Whereas cyberattacks and information operations were Russia’s most salient attack vectors in 2016, reporting over the past year highlights the increasingly common use of malign finance to interfere in democracies. Russia made loans to a political party in France, established ties to the top donor in Britain, offered of derogatory information on an opponent in the United States in 2016, provided “material support” to a lawmaker in Germany, negotiated with Italians to funnel oil profits to a political party, and nurtured extremist websites in Sweden and other European member states. Looking across these and two dozen similar cases over the past decade, the pattern suggests greater frequency, higher dollar amounts, and more brazen criminality.
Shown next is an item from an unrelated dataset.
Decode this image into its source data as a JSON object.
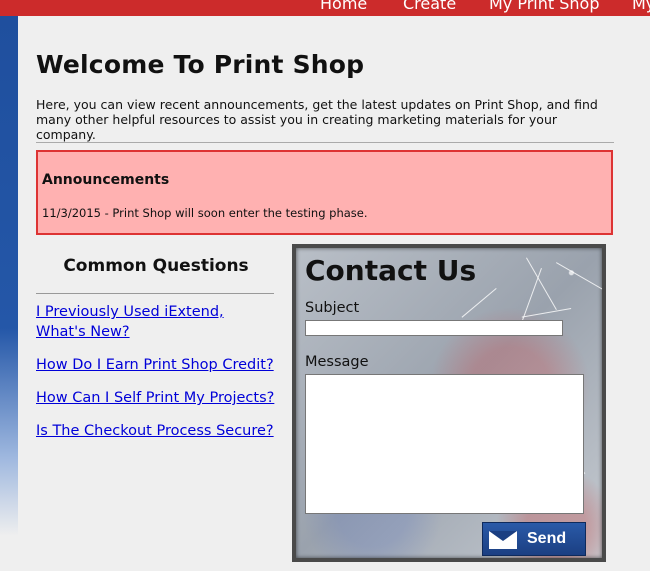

This backdrop demonstrates the national security imperative of enforcing the laws we have against foreign political contributions, particularly after the mixed signals that have emerged from the Trump administration in recent months.

Rudolph, who, with Jessica Brandt, co-authored “A New National Security Framework for Foreign Interference” (Just Security, 27 September 2019), concludes:

My colleague and I recently warned that Trump administration officials have been normalizing the idea that soliciting foreign interference in a U.S. election won’t be prosecuted, and we argued that this multifaceted challenge calls for a broader national security perspective. This week’s enforcement is both a welcome corrective to that trend and a demonstration of the important role campaign finance enforcement should play as one line of defense within that broader framework. There’s a lot of work to be done.